The Queensland Government will forcibly acquire Martha’s Farm on the southern Gold Coast, after talks broke down with the current landowners.
Also known as Martha’s Vineyard, the government plans to transform it into one of the largest eco-parklands in Australia.
Deputy Premier and Minister for State Development Steven Miles said the government committed to protect the parcel of land at Currumbin Waters and has started the process to compulsorily acquire the 148 hectares.
“We’re delivering on our commitment to protect this important land and transform it into Currumbin Eco Parkland.
“Not only will this be a new recreational eco-parkland for the community, but it will protect valuable koala habitat as well as local flora and fauna. We listened to community concerns about preserving this unique property, and we have acted on these concerns,” the deputy premier said.
Miles said this decision also ends 20 years of development uncertainty around the site.
“Martha’s Farm or Martha’s Vineyard has been subject to several development approvals since the 1980s, with the current approval for 348 residential lots, a marine precinct and artificial lake.
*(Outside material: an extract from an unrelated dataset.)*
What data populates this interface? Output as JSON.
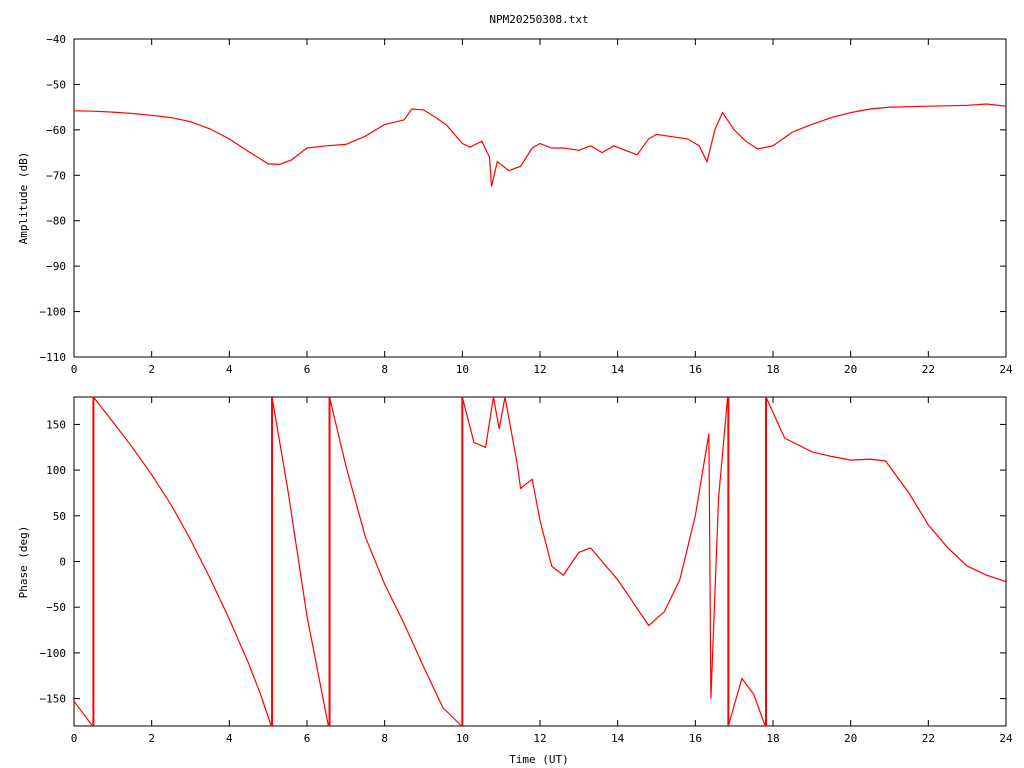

“It’s a highly constrained site with steep topography and flooding issues, making it difficult to develop, but has some unique features that make it worth preserving and enhancing,” he added.
Miles said the government has undertaken commercial negotiations with the current landowners since early 2021, to purchase the site, however talks broke down.
“Unfortunately, an agreement has not been reached, and we have had to take further action. We remain open to a commercial resolution with the landowner.” he said. “If the site is acquired, we will progress short term measures to make the site publicly accessible including construction of an entry road, car parking and amenities, before commencing stakeholder and community consultation to ensure everyone has an opportunity to put their ideas forward about the long-term outcomes for the site.”
Minister for the Environment Meghan Scanlon said the government was committed to conserving Queensland’s natural areas with more than 1.2 million hectares protected since 2015, including the nearby Merala Nature Refuge, which she visited and announced last week.
“This decision will protect koalas and other local wildlife, stop development from encroaching on the local blackbutt forest and as Queenslanders rekindle their love for their own backyard, encourage more nature-based tourism,” Minister Scanlon said. “Martha’s Vineyard is already popular with hikers and nature-based activities, and we want to not just protect that access but improve it.”
The news was welcomed by Peter Kershaw, President of Friends of Currumbin, a local community group, who had identified Martha’s Vineyard for its environmental preservation and community uses and requested the State Government to step in and preserve the land.
“Land parcels of this size, with such high biodiversity are very rare on the Gold Coast, which is why we are so passionate about saving it for future generations.” Kershaw said.
The acquisition continues the trend of state governments acquiring land for nature reserves.
Last month the NSW government acquired 60,468 hectares of land to create a national park.